Gonzales and CHertoff are the Homeland Injustice twins. I sure hope that Sen. Leahy keeps after them. I really doubt that any smoking gun new evidence will be released. As this article points out the US had already shown Stockwell Day the US evidence apparently. He did not change his mind and he is quite right wing and pro US.
Arar will remain on watch list: U.S.
Last Updated: Monday, January 22, 2007 | 7:08 PM ET
Washington will keep Maher Arar on a security watch list for the time being, saying it has independent information that warrants keeping him out of the country.
U.S. Attorney General Alberto Gonzales and U.S. Homeland Security Secretary Michael Chertoff conveyed that information to Canada's Public Safety Minister Stockwell Day in a letter dated Jan. 16 of this year.
In it, the officials said that in response to concerns raised by Ottawa, they re-examined materials related to Arar. They said based on that review "we remain of the view that the continued watch listing of Mr. Arar is appropriate."
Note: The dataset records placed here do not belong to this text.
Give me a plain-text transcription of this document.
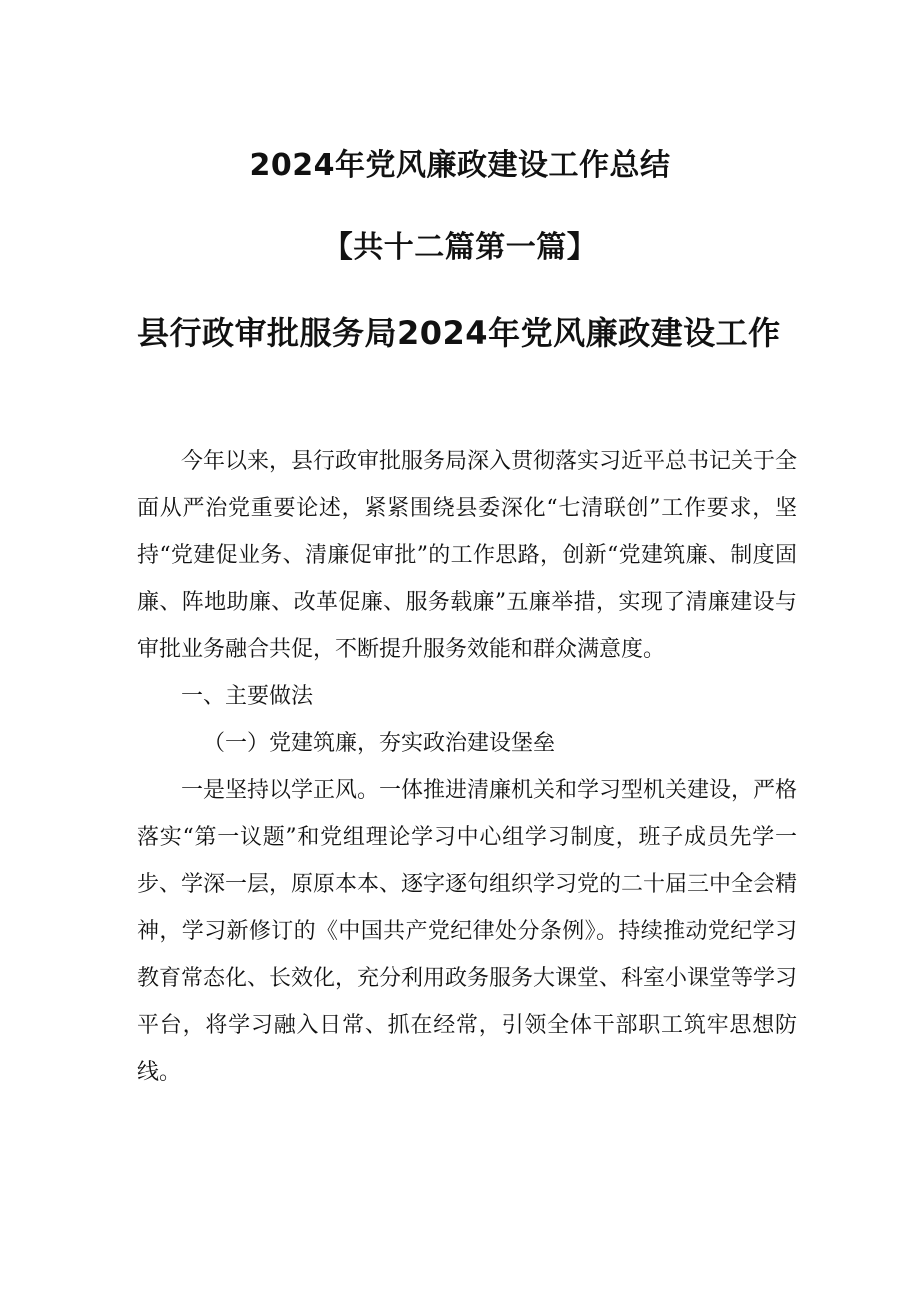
2024年党风廉政建设工作总结
【共十二篇第一篇】
县行政审批服务局2024年党风廉政建设工作

今年以来，县行政审批服务局深入贯彻落实习近平总书记关于全面从严治党重要论述，紧紧围绕县委深化“七清联创”工作要求，坚持“党建促业务、清廉促审批”的工作思路，创新“党建筑廉、制度固廉、阵地助廉、改革促廉、服务载廉”五廉举措，实现了清廉建设与审批业务融合共促，不断提升服务效能和群众满意度。

一、主要做法

（一）党建筑廉，夯实政治建设堡垒

一是坚持以学正风。一体推进清廉机关和学习型机关建设，严格落实“第一议题”和党组理论学习中心组学习制度，班子成员先学一步、学深一层，原原本本、逐字逐句组织学习党的二十届三中全会精神，学习新修订的《中国共产党纪律处分条例》。持续推动党纪学习教育常态化、长效化，充分利用政务服务大课堂、科室小课堂等学习平台，将学习融入日常、抓在经常，引领全体干部职工筑牢思想防线。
"Our conclusion in this regard is supported by information developed by U.S. law enforcement agencies that is independent of that provided to us by Canada regarding Mr. Arar."
Chertoff and Gonzales say they want to ensure the information is shared with Canada and welcome a confidential meeting with Canadian officials.
But appears Canadian public security authorities have already seen the secret file on Arar.
On Jan. 17, a day after the letter was dated, Day met with Chertoff in Washington. Day said Canadian authorities had seen the new information provided by the U.S. and that there was "nothing new" in the file that warrants that Arar remain on the list.
"He should not be on a watch list,'' Day said then.
Information 'has not altered' Canadian opinion: Day
"We have seen some recent information that has not altered our opinion on this at all."
Arar, a Canadian citizen born in Syria, was seized at a New York airport in 2002 and sent to Syria, where he was imprisoned and tortured. A judicial inquiry into his case, led by Justice Dennis O'Connor, was set up after Arar returned to Canada more than a year later.
O'Connor concluded Arar had no terror links and the RCMP had given misleading information to U.S. authorities, which may have been the reason he was sent to Syria.
Parliament apologized to Arar, and the government has been asking Washington to remove him from a watch list that prevents him from travelling to the U.S. and makes him a marked man, despite being cleared in Canada.